While his father was pondering - and pondering - his next move, eldest son Otis dramatically became the most famous Ferry around.
Was Dad proud of the twenty-four-year-old's arrest over his hunt protest at the House of Commons? "Yes I was. And I've stopped assuming that when people spot me at the airport, they're going to come up and say: 'Loved that last album.' They only want to talk about Otis. I feel like I've fathered Robin Hood."
Does he see anything of his young self in master-of-foxhounds Otis? "Well, he's very Scorpio. I suppose I was obsessive in a different way. I had to make my mark creatively whereas he's doing it through a lifestyle he fiercely defends. He's found his passion early; my other boys [Issac, Tara and Merlin] are still developing.
"But maybe Otis is more like my own father who was a ploughman until the farm went bust and then went down the pit to look after the ponies. Otis lives in a tiny cottage with his dog and gets up at 6am every day. He doesn't lead a pampered life. But if you're asking if he has a better time as a young man than I did, I would say no. Being born in the north-east and having to struggle was good for me."
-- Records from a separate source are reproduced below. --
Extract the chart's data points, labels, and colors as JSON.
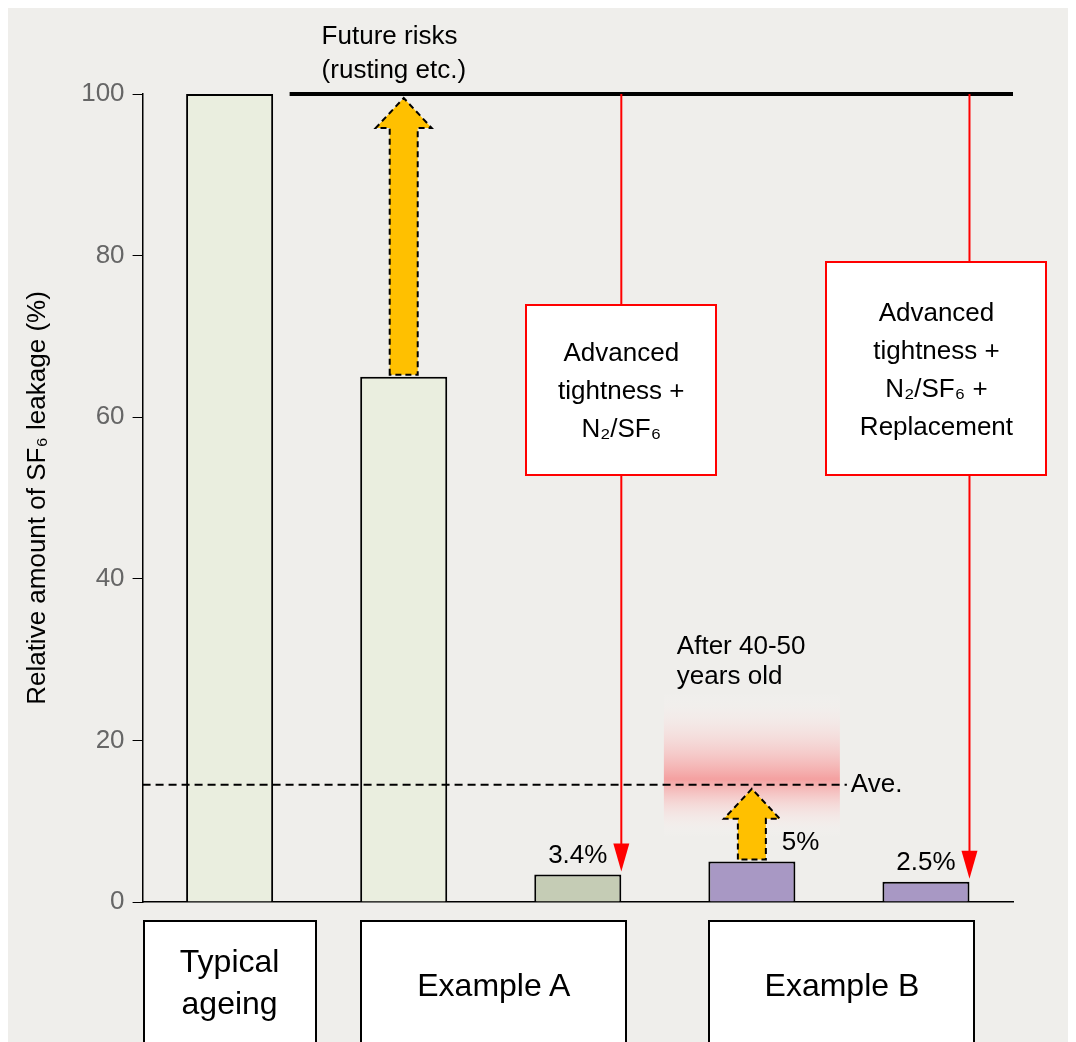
{
  "chart_data": {
    "type": "bar",
    "ylabel": "Relative amount of SF₆ leakage (%)",
    "categories": [
      null,
      null,
      null,
      null,
      null
    ],
    "values": [
      100,
      65,
      3.4,
      5,
      2.5
    ],
    "colors": [
      "#eaeedf",
      "#eaeedf",
      "#c5ccb5",
      "#a898c4",
      "#a898c4"
    ],
    "value_labels": [
      null,
      null,
      "3.4%",
      "5%",
      "2.5%"
    ],
    "ylim": [
      0,
      100
    ],
    "yticks": [
      0,
      20,
      40,
      60,
      80,
      100
    ],
    "grid": false,
    "legend": false,
    "ref_lines": [
      {
        "axis": "y",
        "value": 100,
        "label": "Future risks (rusting etc.)",
        "color": "#000000",
        "line_style": "solid"
      },
      {
        "axis": "y",
        "value": 14.5,
        "label": "Ave.",
        "color": "#000000",
        "line_style": "dashed"
      }
    ],
    "bands": [
      {
        "axis": "y",
        "from": 8,
        "to": 26,
        "label": "After 40-50 years old",
        "color": "#f4a0a0"
      }
    ],
    "annotations": [
      "Typical ageing",
      "Example A",
      "Example B",
      "Advanced tightness + N₂/SF₆",
      "Advanced tightness + N₂/SF₆ + Replacement"
    ]
  }
}
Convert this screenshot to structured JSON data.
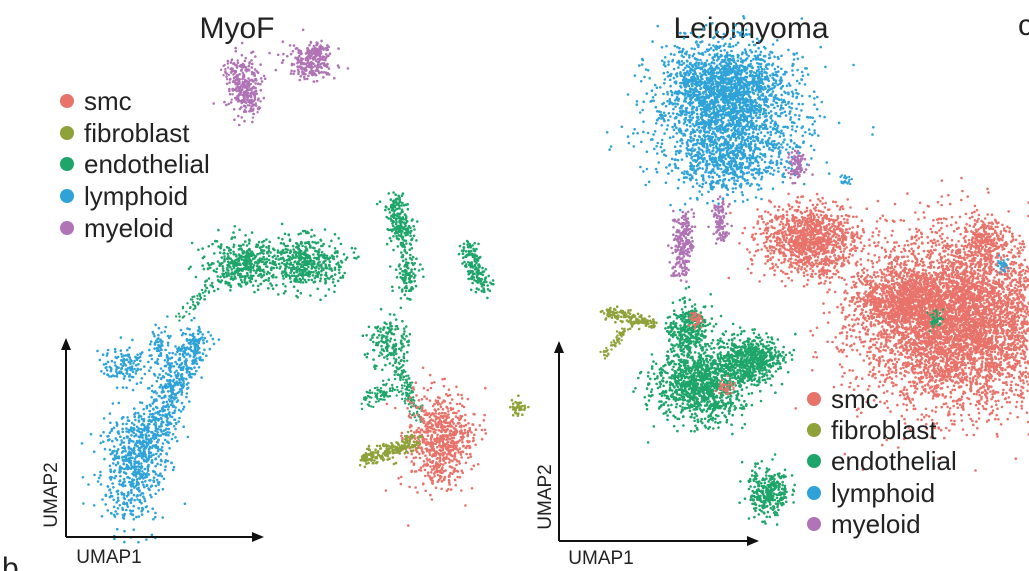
{
  "colors": {
    "smc": "#e8736a",
    "fibroblast": "#8fa23a",
    "endothelial": "#1ea56a",
    "lymphoid": "#2fa3d8",
    "myeloid": "#b073b5"
  },
  "panel_letters": {
    "bottom_left": "b",
    "top_right": "c"
  },
  "chart_data": [
    {
      "type": "scatter",
      "title": "MyoF",
      "xlabel": "UMAP1",
      "ylabel": "UMAP2",
      "grid": false,
      "legend_position": "top-left",
      "legend": [
        {
          "name": "smc",
          "color": "#e8736a"
        },
        {
          "name": "fibroblast",
          "color": "#8fa23a"
        },
        {
          "name": "endothelial",
          "color": "#1ea56a"
        },
        {
          "name": "lymphoid",
          "color": "#2fa3d8"
        },
        {
          "name": "myeloid",
          "color": "#b073b5"
        }
      ]
    },
    {
      "type": "scatter",
      "title": "Leiomyoma",
      "xlabel": "UMAP1",
      "ylabel": "UMAP2",
      "grid": false,
      "legend_position": "bottom-right",
      "legend": [
        {
          "name": "smc",
          "color": "#e8736a"
        },
        {
          "name": "fibroblast",
          "color": "#8fa23a"
        },
        {
          "name": "endothelial",
          "color": "#1ea56a"
        },
        {
          "name": "lymphoid",
          "color": "#2fa3d8"
        },
        {
          "name": "myeloid",
          "color": "#b073b5"
        }
      ]
    }
  ]
}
At sixty-one, Ferry could simply sit back and take the acclaim of a new generation of art-rockers (he likes Franz Ferdinand and Arcade Fire). He wants to travel, rather than tour. With the fourth Roxy biog in nine years due out this summer, he wants to write the real story. But there's still music to be made.
So, the new Roxy album. Three decades ago, I couldn't get enough of this new sensation, this fabulous creation. Now I'm not sure I want any more. There were only ever two series of Fawlty Towers. Maybe three Roxy albums - the first three - would have been perfect.
Ferry says he understands why the reunion is half-thrilling fans, and half-terrifying them - and why Brian Eno remarked after the first sessions: "I fear I'll be talking about this for the next twenty-five years." The interruption has delayed the album until winter 2008.
"None of the songs are finished; they're all works in progress," he says. "But I enjoyed being back in the studio with Brian and the guys and hopefully, after this break, the album will come together. It's quite a pressured situation because expectations seem to be pretty high. So, for now, thank God for Dylan and his beautiful songs."
Last question: he's never met Dylan; does he want to? "Not desperately. I only saw him play live for the first time last year and he was great. But I'm not going to seek him out. I wouldn't go knocking on his dressing room door or anything."
Quickly, I nod in agreement. You would never catch me pestering my idol.